Compressing his lips, he held on to his anger. Little Swallow had been raped, and she was unraveling emotionally before him, her hands shaking as she daubed the blood away from Cante Tinza’s head wound. “I will do what I can,” he promised quietly.
“I saw the hatred in her eyes,” Little Swallow whispered, tears beginning to stream down her cheeks. “She hated these miners. Perhaps they tortured or abused her—like they abused us….”
“If that is so, then she has an even braver heart than I first thought,” he admitted as he carefully closed her chemise and rebuttoned her dress.
“I have never seen someone fight with such fury, such anger,” Little Swallow continued.
Wolf reached over, placing his hand on Little Swallow’s slumped shoulder. “Tanksi, sister, go and sit down.
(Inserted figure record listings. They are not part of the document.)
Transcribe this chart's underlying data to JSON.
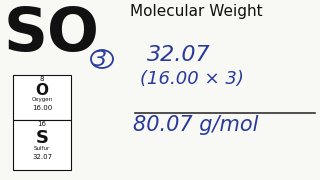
{
  "bg_color": "#f8f8f4",
  "title": "Molecular Weight",
  "so_text": "SO",
  "subscript_3": "3",
  "line1": "32.07",
  "line2": "(16.00 × 3)",
  "line3": "80.07 g/mol",
  "periodic_O_top": "8",
  "periodic_O_symbol": "O",
  "periodic_O_name": "Oxygen",
  "periodic_O_mass": "16.00",
  "periodic_S_top": "16",
  "periodic_S_symbol": "S",
  "periodic_S_name": "Sulfur",
  "periodic_S_mass": "32.07",
  "dark_color": "#111111",
  "blue_color": "#2a3d9e",
  "handwriting_color": "#2a3a9a",
  "line_color": "#333333"
}
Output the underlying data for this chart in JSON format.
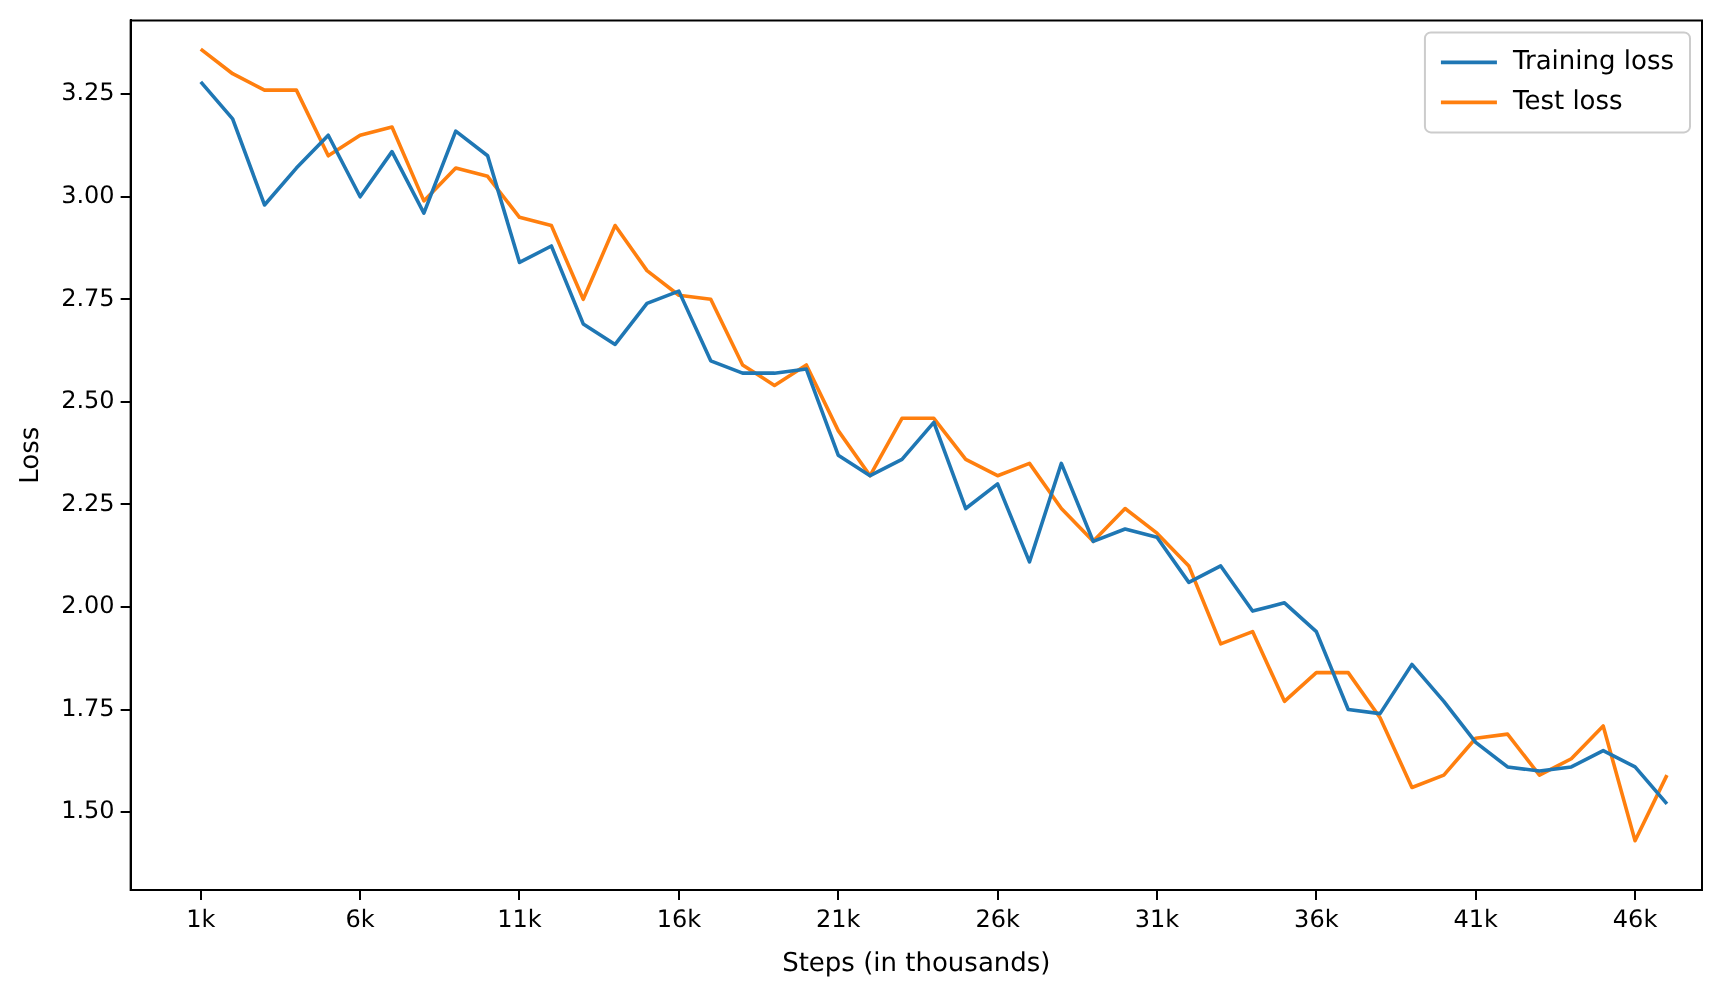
{
  "chart_data": {
    "type": "line",
    "xlabel": "Steps (in thousands)",
    "ylabel": "Loss",
    "x": [
      1,
      2,
      3,
      4,
      5,
      6,
      7,
      8,
      9,
      10,
      11,
      12,
      13,
      14,
      15,
      16,
      17,
      18,
      19,
      20,
      21,
      22,
      23,
      24,
      25,
      26,
      27,
      28,
      29,
      30,
      31,
      32,
      33,
      34,
      35,
      36,
      37,
      38,
      39,
      40,
      41,
      42,
      43,
      44,
      45,
      46,
      47
    ],
    "xlim": [
      -1.2,
      48.1
    ],
    "xticks": [
      {
        "value": 1,
        "label": "1k"
      },
      {
        "value": 6,
        "label": "6k"
      },
      {
        "value": 11,
        "label": "11k"
      },
      {
        "value": 16,
        "label": "16k"
      },
      {
        "value": 21,
        "label": "21k"
      },
      {
        "value": 26,
        "label": "26k"
      },
      {
        "value": 31,
        "label": "31k"
      },
      {
        "value": 36,
        "label": "36k"
      },
      {
        "value": 41,
        "label": "41k"
      },
      {
        "value": 46,
        "label": "46k"
      }
    ],
    "ylim": [
      1.31,
      3.43
    ],
    "yticks": [
      {
        "value": 1.5,
        "label": "1.50"
      },
      {
        "value": 1.75,
        "label": "1.75"
      },
      {
        "value": 2,
        "label": "2.00"
      },
      {
        "value": 2.25,
        "label": "2.25"
      },
      {
        "value": 2.5,
        "label": "2.50"
      },
      {
        "value": 2.75,
        "label": "2.75"
      },
      {
        "value": 3,
        "label": "3.00"
      },
      {
        "value": 3.25,
        "label": "3.25"
      }
    ],
    "grid": false,
    "legend": "top right",
    "marker": "none",
    "line_style": "solid",
    "series": [
      {
        "name": "Training loss",
        "color": "#1f77b4",
        "values": [
          3.28,
          3.19,
          2.98,
          3.07,
          3.15,
          3.0,
          3.11,
          2.96,
          3.16,
          3.1,
          2.84,
          2.88,
          2.69,
          2.64,
          2.74,
          2.77,
          2.6,
          2.57,
          2.57,
          2.58,
          2.37,
          2.32,
          2.36,
          2.45,
          2.24,
          2.3,
          2.11,
          2.35,
          2.16,
          2.19,
          2.17,
          2.06,
          2.1,
          1.99,
          2.01,
          1.94,
          1.75,
          1.74,
          1.86,
          1.77,
          1.67,
          1.61,
          1.6,
          1.61,
          1.65,
          1.61,
          1.52
        ]
      },
      {
        "name": "Test loss",
        "color": "#ff7f0e",
        "values": [
          3.36,
          3.3,
          3.26,
          3.26,
          3.1,
          3.15,
          3.17,
          2.99,
          3.07,
          3.05,
          2.95,
          2.93,
          2.75,
          2.93,
          2.82,
          2.76,
          2.75,
          2.59,
          2.54,
          2.59,
          2.43,
          2.32,
          2.46,
          2.46,
          2.36,
          2.32,
          2.35,
          2.24,
          2.16,
          2.24,
          2.18,
          2.1,
          1.91,
          1.94,
          1.77,
          1.84,
          1.84,
          1.73,
          1.56,
          1.59,
          1.68,
          1.69,
          1.59,
          1.63,
          1.71,
          1.43,
          1.59
        ]
      }
    ]
  }
}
You are shaking like a young leaf in a storm.”
Managing a wobbly smile, Little Swallow nodded. “You are right, tiblo, brother.“ Patting the woman’s shoulder, she whispered, “This one is special. I do not care if she has white skin—her heart is Lakota.”
“You have always had an eye on those who are good and kind,” Wolf agreed. “Now, go. Sit and rest. The warriors will be here shortly to take everyone back to the village.“ It felt as if a hand were squeezing his heart. Wolf acknowledged his younger sister’s words of wisdom. No longer did he try to hold his hatred as a barrier toward Cante Tinza as he moved to dress her head wound. If not for her courage, he could have lost the last of his once large family. He owed her much.
His mind moved forward. Many things would have to be done. Once the bodies of the miners were found, the Lakota would be held responsible for their deaths by the wasicun whether they deserved it or not. Chief Badger Mouth would have to move the village; otherwise fort soldiers would kill all of them, swooping down upon them like hawks from the sky. Right now, there was an unstable peace between all Lakota and the wasicun.
There were Lakotas who wouldn’t like the fact that he was going to take the red-haired woman into his tepee, Black Wolf thought. Badger Mouth would oppose it. Every family in the village of one hundred people had lost someone to the guns of the wasicun. They bore hatred toward the miners, who continued to steal their ancestral lands. With a sigh, Wolf gently ran his hand across her dirty forehead. She needed to be bathed, and her hair needed to be unknotted, washed and combed. Despite the torture Cante Tinza had undergone, there was still beauty in her face. As Wolf heard the sound of hoofbeats reverberating through the foggy dawn air that told the warriors were approaching, he wondered what color Cante Tinza’s eyes were.